24枚撮りフィルムと、今のスマホ
私が初めて犬と暮らしたのは、もう35年ほど前のことです。実家だったので、散歩や食事の世話というよりは、ひたすら「可愛がる担当」でした。
当時はスマホなんて影も形もなくて、写真は「写ルンです」のような使い捨てカメラが主流。24枚という限られた枚数を大事に使い、お安くない現像に出して、数日後にドキドキしながら写真屋さんに取りに行く。そんな時代でした。
今は本当に便利になりましたよね。
「あ、今の顔かわいい」と思ったら、手元のスマホですぐにパシャリ。

クラウドのおかげで容量も気にせず、変な寝相の瞬間や連写まで、何百枚でも保存しておけます。

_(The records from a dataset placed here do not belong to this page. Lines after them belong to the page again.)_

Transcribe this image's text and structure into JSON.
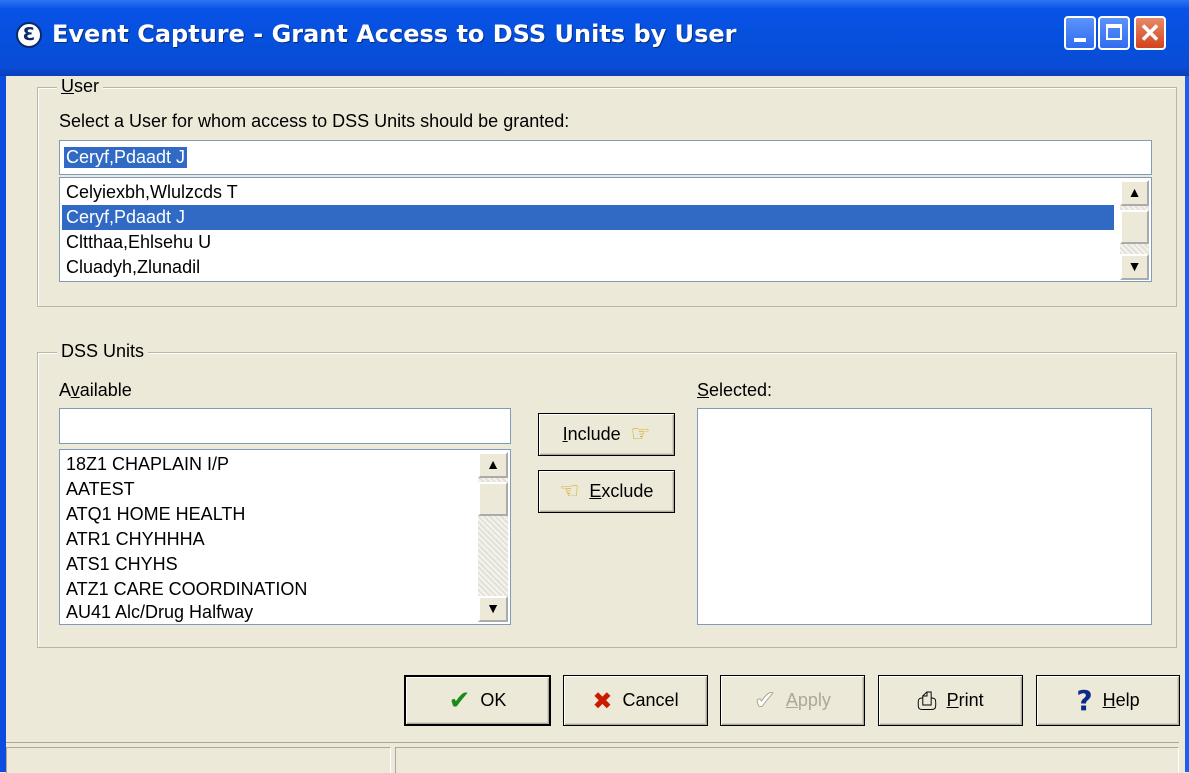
{
  "window": {
    "title": "Event Capture - Grant Access to DSS Units by User",
    "icon": "app-icon",
    "title_icon_glyph": "Ɛ"
  },
  "user_group": {
    "legend": "User",
    "legend_accel": "U",
    "legend_rest": "ser",
    "prompt": "Select a User for whom access to DSS Units should be granted:",
    "search_value": "Ceryf,Pdaadt J",
    "items": [
      {
        "label": "Celyiexbh,Wlulzcds T",
        "selected": false
      },
      {
        "label": "Ceryf,Pdaadt J",
        "selected": true
      },
      {
        "label": "Cltthaa,Ehlsehu U",
        "selected": false
      },
      {
        "label": "Cluadyh,Zlunadil",
        "selected": false
      }
    ]
  },
  "dss_group": {
    "legend": "DSS Units",
    "available": {
      "label": "Available",
      "label_pre": "A",
      "label_accel": "v",
      "label_rest": "ailable",
      "search_value": "",
      "items": [
        "18Z1 CHAPLAIN I/P",
        "AATEST",
        "ATQ1 HOME HEALTH",
        "ATR1 CHYHHHA",
        "ATS1 CHYHS",
        "ATZ1 CARE COORDINATION",
        "AU41 Alc/Drug Halfway"
      ]
    },
    "selected": {
      "label": "Selected:",
      "label_accel": "S",
      "label_rest": "elected:",
      "items": []
    },
    "include_button": {
      "label": "Include",
      "accel": "I",
      "rest": "nclude",
      "icon": "pointing-hand-right-icon"
    },
    "exclude_button": {
      "label": "Exclude",
      "accel": "E",
      "rest": "xclude",
      "icon": "pointing-hand-left-icon"
    }
  },
  "buttons": {
    "ok": {
      "label": "OK",
      "icon": "checkmark-icon",
      "color": "#1a8a1a"
    },
    "cancel": {
      "label": "Cancel",
      "icon": "x-icon",
      "color": "#cc1a00"
    },
    "apply": {
      "label": "Apply",
      "accel": "A",
      "rest": "pply",
      "icon": "checkmark-outline-icon",
      "disabled": true
    },
    "print": {
      "label": "Print",
      "accel": "P",
      "rest": "rint",
      "icon": "printer-icon"
    },
    "help": {
      "label": "Help",
      "accel": "H",
      "rest": "elp",
      "icon": "question-icon",
      "color": "#0a2a8a"
    }
  },
  "scroll_glyphs": {
    "up": "▲",
    "down": "▼"
  },
  "icon_glyphs": {
    "check": "✔",
    "x": "✖",
    "apply_check": "✔",
    "printer": "⎙",
    "question": "?",
    "hand_right": "☞",
    "hand_left": "☜",
    "close": "✕"
  },
  "colors": {
    "title_bar": "#0550dd",
    "selection": "#316ac5",
    "dialog_bg": "#ece9d8"
  }
}
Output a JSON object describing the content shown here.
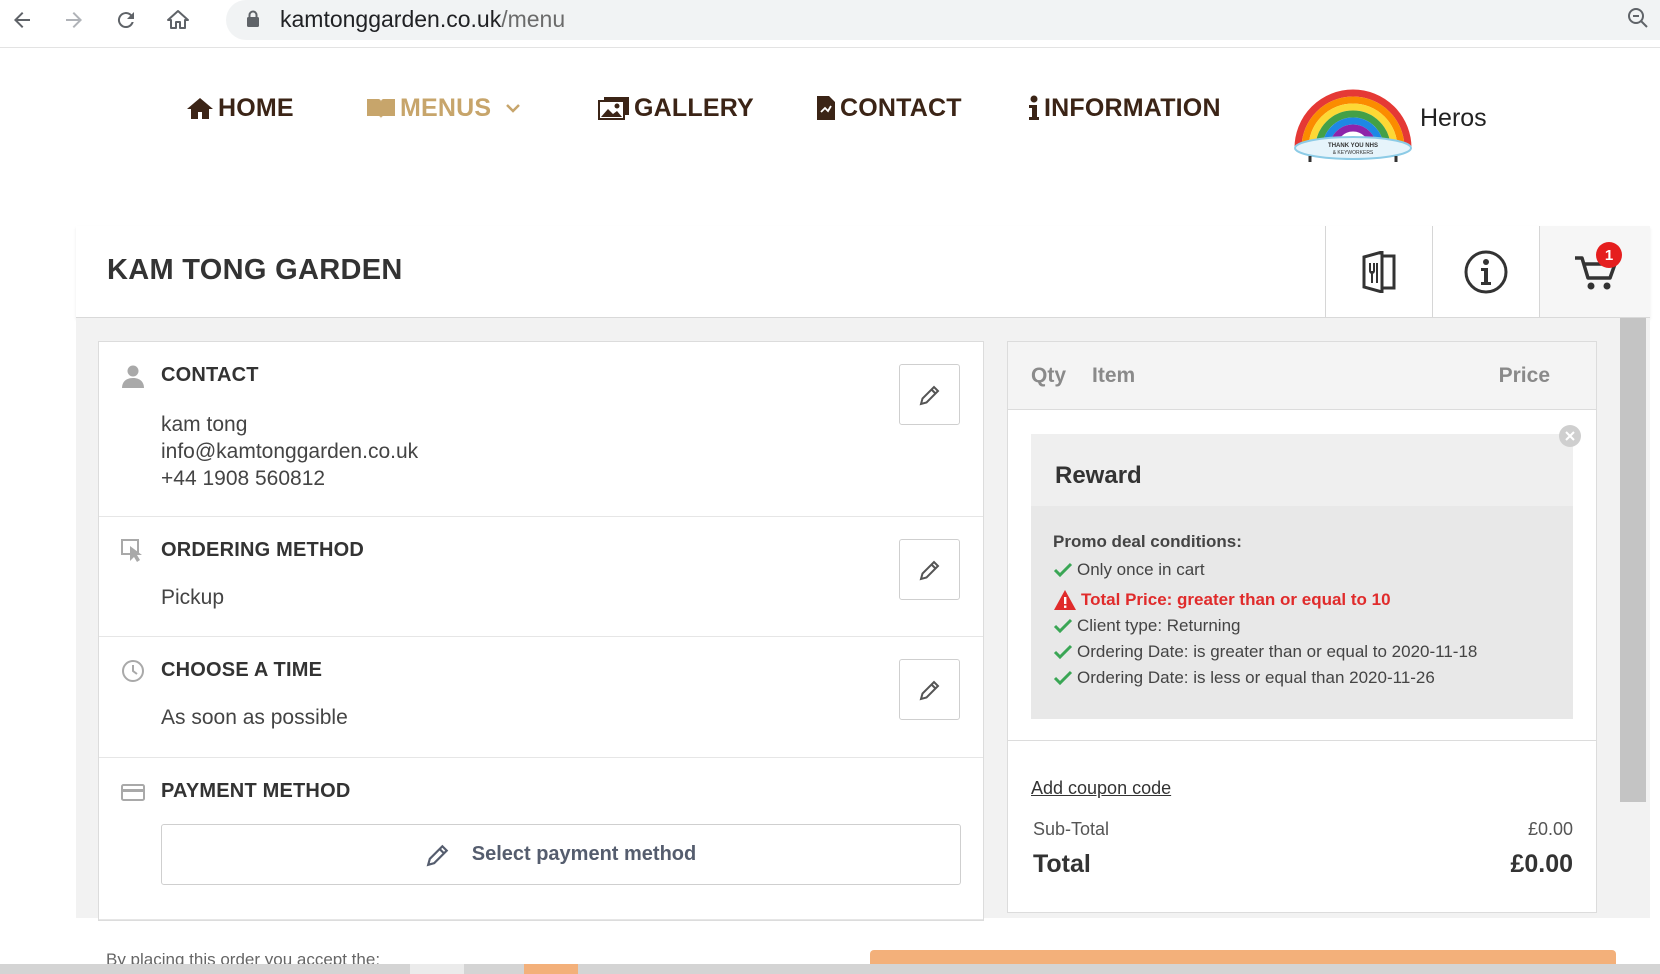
{
  "browser": {
    "url_domain": "kamtonggarden.co.uk",
    "url_path": "/menu",
    "icons": [
      "back-arrow-icon",
      "forward-arrow-icon",
      "reload-icon",
      "home-icon",
      "lock-icon",
      "zoom-icon"
    ]
  },
  "nav": {
    "items": [
      {
        "label": "HOME",
        "icon": "house-icon"
      },
      {
        "label": "MENUS",
        "icon": "book-icon",
        "active": true
      },
      {
        "label": "GALLERY",
        "icon": "images-icon"
      },
      {
        "label": "CONTACT",
        "icon": "document-icon"
      },
      {
        "label": "INFORMATION",
        "icon": "info-icon"
      }
    ],
    "heros_label": "Heros",
    "logo_text": "THANK YOU NHS & KEYWORKERS"
  },
  "shop": {
    "title": "KAM TONG GARDEN",
    "cart_count": "1",
    "header_icons": [
      "menu-book-icon",
      "info-circle-icon",
      "cart-icon"
    ]
  },
  "checkout": {
    "contact": {
      "title": "CONTACT",
      "name": "kam tong",
      "email": "info@kamtonggarden.co.uk",
      "phone": "+44 1908 560812"
    },
    "ordering": {
      "title": "ORDERING METHOD",
      "value": "Pickup"
    },
    "time": {
      "title": "CHOOSE A TIME",
      "value": "As soon as possible"
    },
    "payment": {
      "title": "PAYMENT METHOD",
      "button_label": "Select payment method"
    }
  },
  "cart": {
    "col_qty": "Qty",
    "col_item": "Item",
    "col_price": "Price",
    "reward": {
      "title": "Reward",
      "conditions_title": "Promo deal conditions:",
      "conditions": [
        {
          "text": "Only once in cart",
          "status": "ok"
        },
        {
          "text": "Total Price: greater than or equal to 10",
          "status": "warning"
        },
        {
          "text": "Client type: Returning",
          "status": "ok"
        },
        {
          "text": "Ordering Date: is greater than or equal to 2020-11-18",
          "status": "ok"
        },
        {
          "text": "Ordering Date: is less or equal than 2020-11-26",
          "status": "ok"
        }
      ]
    },
    "coupon_label": "Add coupon code",
    "subtotal_label": "Sub-Total",
    "subtotal_value": "£0.00",
    "total_label": "Total",
    "total_value": "£0.00"
  },
  "footer": {
    "note": "By placing this order you accept the:"
  },
  "colors": {
    "nav_text": "#3b2416",
    "nav_active": "#c7a56b",
    "check": "#3aa655",
    "warning": "#e02b2b",
    "badge": "#e51e1e",
    "place_order": "#f3b07a"
  }
}
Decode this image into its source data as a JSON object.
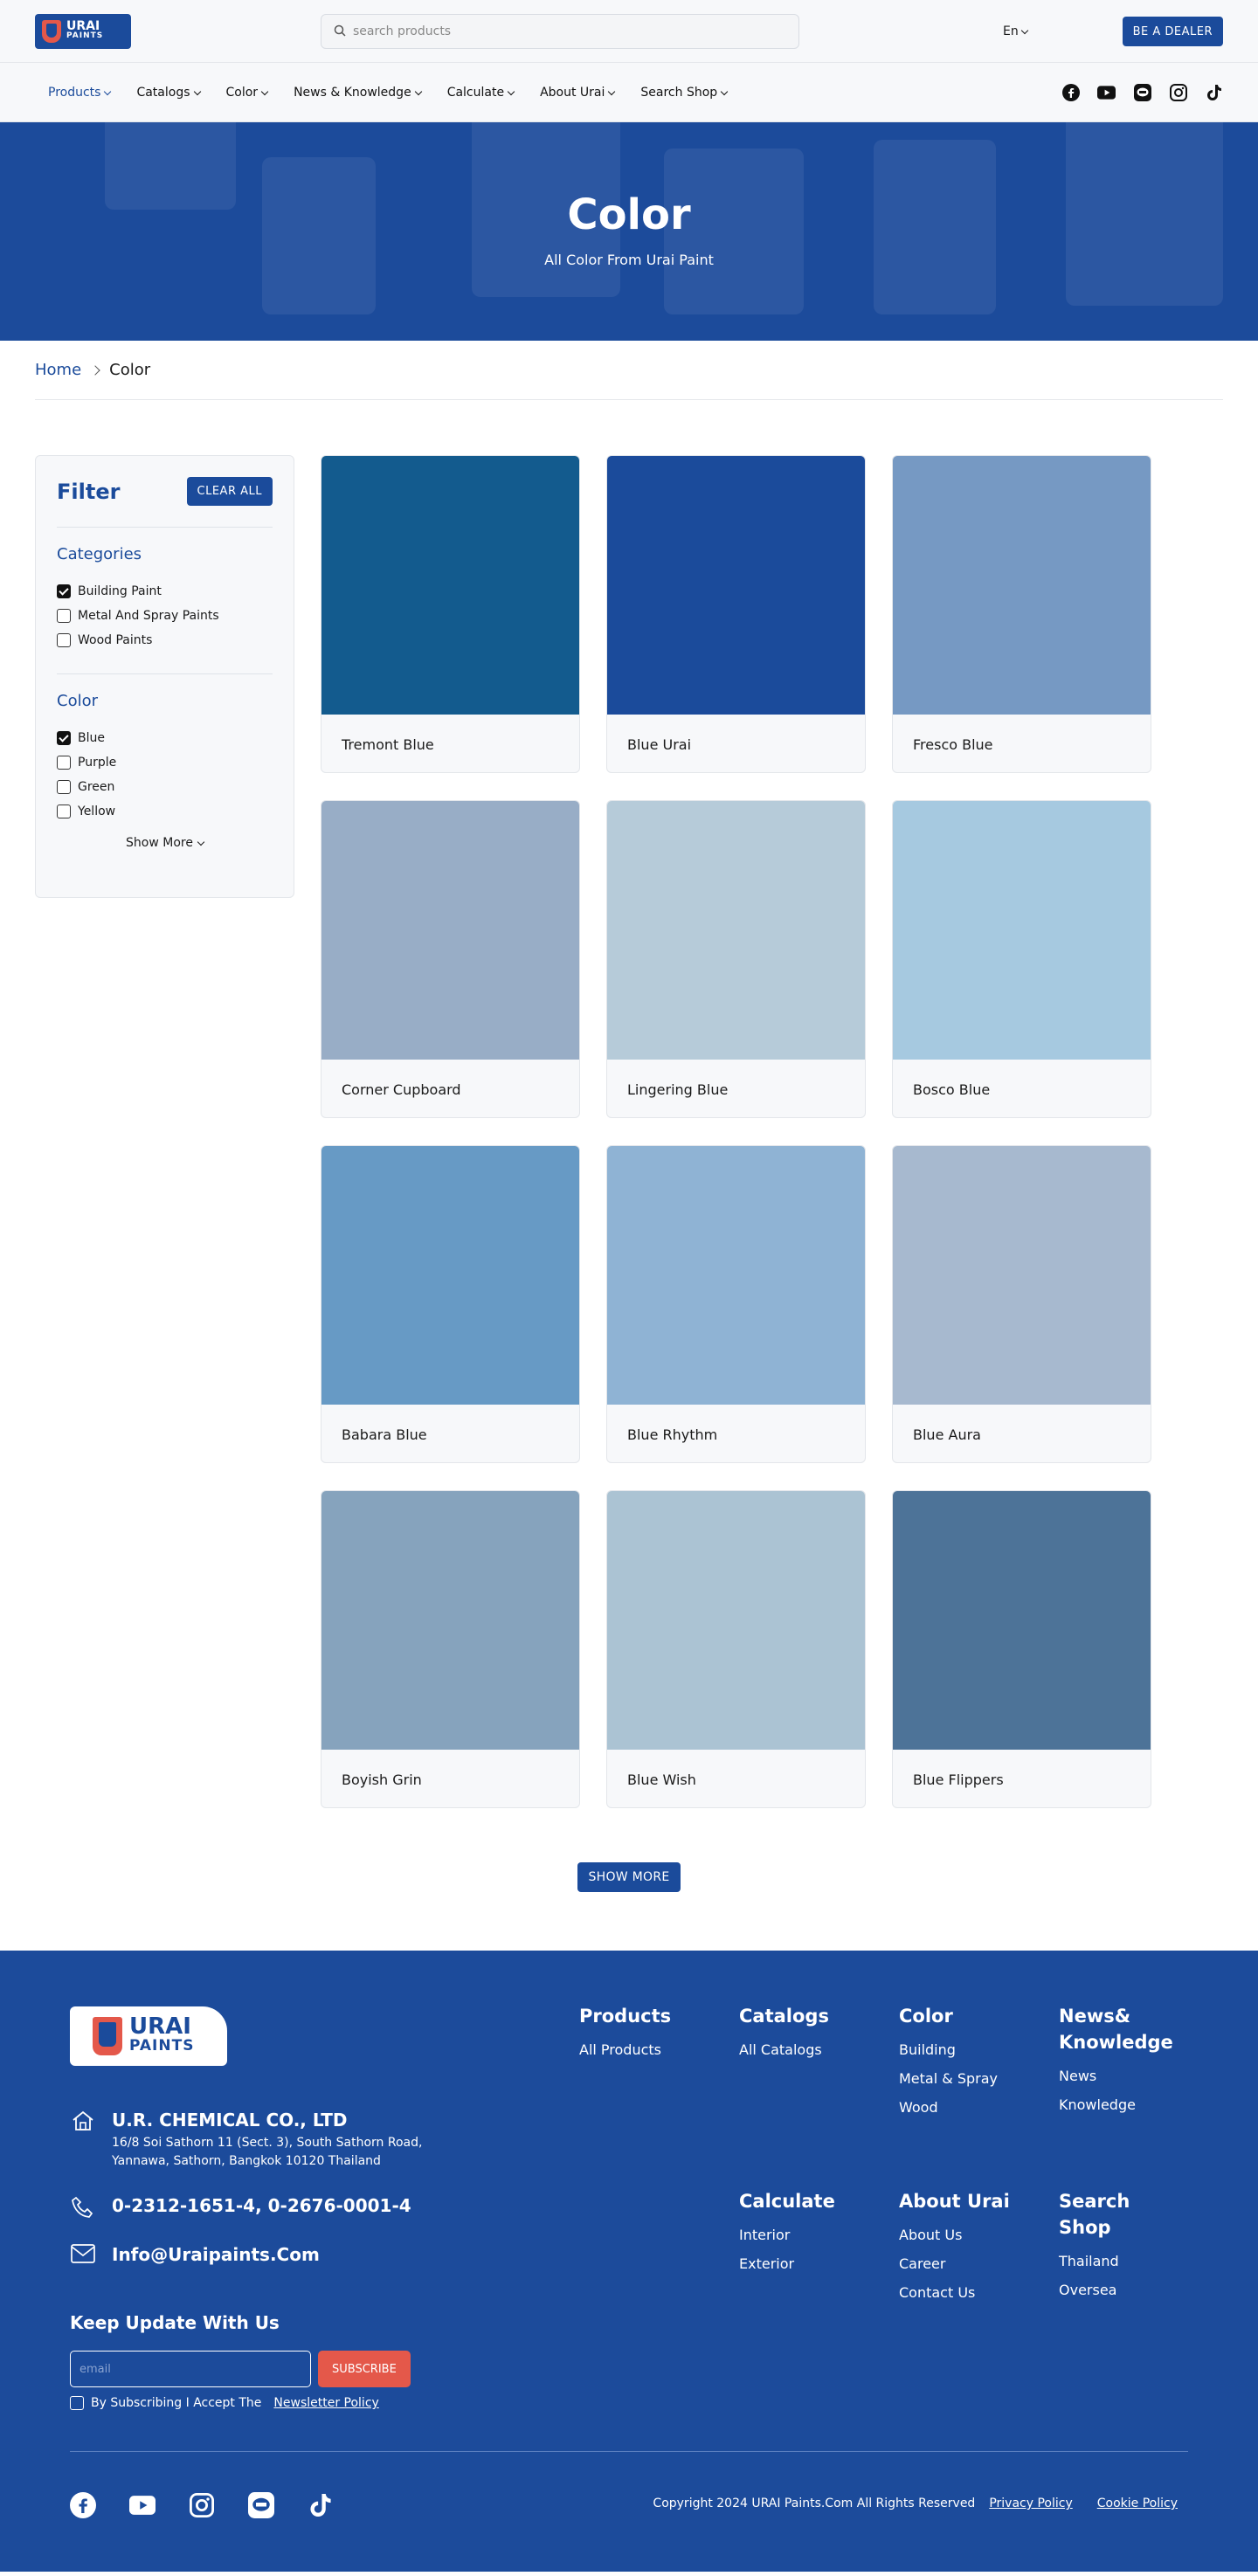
{
  "brand": {
    "logo_top": "URAI",
    "logo_bottom": "PAINTS",
    "accent": "#1b4b9b",
    "accent2": "#e4584a"
  },
  "header": {
    "search_placeholder": "search products",
    "lang": "En",
    "dealer_label": "BE A DEALER"
  },
  "nav": {
    "items": [
      {
        "label": "Products"
      },
      {
        "label": "Catalogs"
      },
      {
        "label": "Color"
      },
      {
        "label": "News & Knowledge"
      },
      {
        "label": "Calculate"
      },
      {
        "label": "About Urai"
      },
      {
        "label": "Search Shop"
      }
    ],
    "socials": [
      "facebook-icon",
      "youtube-icon",
      "line-icon",
      "instagram-icon",
      "tiktok-icon"
    ]
  },
  "hero": {
    "title": "Color",
    "subtitle": "All Color From Urai Paint"
  },
  "breadcrumb": {
    "home": "Home",
    "current": "Color"
  },
  "filter": {
    "title": "Filter",
    "clear_label": "CLEAR ALL",
    "categories_title": "Categories",
    "categories": [
      {
        "label": "Building Paint",
        "checked": true
      },
      {
        "label": "Metal And Spray Paints",
        "checked": false
      },
      {
        "label": "Wood Paints",
        "checked": false
      }
    ],
    "color_title": "Color",
    "colors": [
      {
        "label": "Blue",
        "checked": true
      },
      {
        "label": "Purple",
        "checked": false
      },
      {
        "label": "Green",
        "checked": false
      },
      {
        "label": "Yellow",
        "checked": false
      }
    ],
    "show_more": "Show More"
  },
  "colors": [
    {
      "name": "Tremont Blue",
      "hex": "#135b8e"
    },
    {
      "name": "Blue Urai",
      "hex": "#1b4b9b"
    },
    {
      "name": "Fresco Blue",
      "hex": "#7699c3"
    },
    {
      "name": "Corner Cupboard",
      "hex": "#98adc6"
    },
    {
      "name": "Lingering Blue",
      "hex": "#b6cbd9"
    },
    {
      "name": "Bosco Blue",
      "hex": "#a6c9e0"
    },
    {
      "name": "Babara Blue",
      "hex": "#679ac5"
    },
    {
      "name": "Blue Rhythm",
      "hex": "#8fb3d4"
    },
    {
      "name": "Blue Aura",
      "hex": "#a7b9cf"
    },
    {
      "name": "Boyish Grin",
      "hex": "#86a3bd"
    },
    {
      "name": "Blue Wish",
      "hex": "#abc3d3"
    },
    {
      "name": "Blue Flippers",
      "hex": "#4d7398"
    }
  ],
  "show_more_button": "SHOW MORE",
  "footer": {
    "company": "U.R. CHEMICAL CO., LTD",
    "address_line1": "16/8 Soi Sathorn 11 (Sect. 3), South Sathorn Road,",
    "address_line2": "Yannawa, Sathorn, Bangkok 10120 Thailand",
    "phone": "0-2312-1651-4, 0-2676-0001-4",
    "email": "Info@Uraipaints.Com",
    "keep_update": "Keep Update With Us",
    "email_placeholder": "email",
    "subscribe": "SUBSCRIBE",
    "accept_text": "By Subscribing I Accept The",
    "newsletter_policy": "Newsletter Policy",
    "columns": [
      {
        "title": "Products",
        "links": [
          "All Products"
        ]
      },
      {
        "title": "Catalogs",
        "links": [
          "All Catalogs"
        ]
      },
      {
        "title": "Color",
        "links": [
          "Building",
          "Metal & Spray",
          "Wood"
        ]
      },
      {
        "title": "News& Knowledge",
        "links": [
          "News",
          "Knowledge"
        ]
      },
      {
        "title": "Calculate",
        "links": [
          "Interior",
          "Exterior"
        ]
      },
      {
        "title": "About Urai",
        "links": [
          "About Us",
          "Career",
          "Contact Us"
        ]
      },
      {
        "title": "Search Shop",
        "links": [
          "Thailand",
          "Oversea"
        ]
      }
    ],
    "copyright": "Copyright 2024 URAI Paints.Com All Rights Reserved",
    "privacy": "Privacy Policy",
    "cookie": "Cookie Policy"
  }
}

ペットシッターの仕事でも、お客様と共有アルバムを作ってその日の様子をお送りするのですが、「今の表情、最高でした」なんてリアルタイムで喜んでもらえると、いい時代になったなとしみじみ感じます。
たった一枚の、色褪せた写真
35年の間に、私も10回ほど引っ越しを繰り返しました。
荷物を整理するたびにいろんなものを処分してきましたが、初代のワンコの写真だけは、今も一枚だけ手元にあります。
少し色が褪せてしまったその写真を見るたびに、「もっといろんな角度から撮っておけばよかったな」とか「動画でも残したかったな」なんて、少しだけ欲が出たりもします。
だからこそ、今の愛犬たちの写真は、意識して「日常」を残すようにしています。なんてことない、お昼寝しているだけの姿や、散歩道で立ち止まった後ろ姿。

綺麗に撮れた一枚もいいけれど、数年後に見返して「あぁ、こんな感じだった」と思い出せるのは、意外とそういう何気ないカットだったりするんですよね。

デジタルで何千枚と持っている安心感もいいけど、お気に入りの数枚を選んで、部屋に飾ってみるのもいいかも。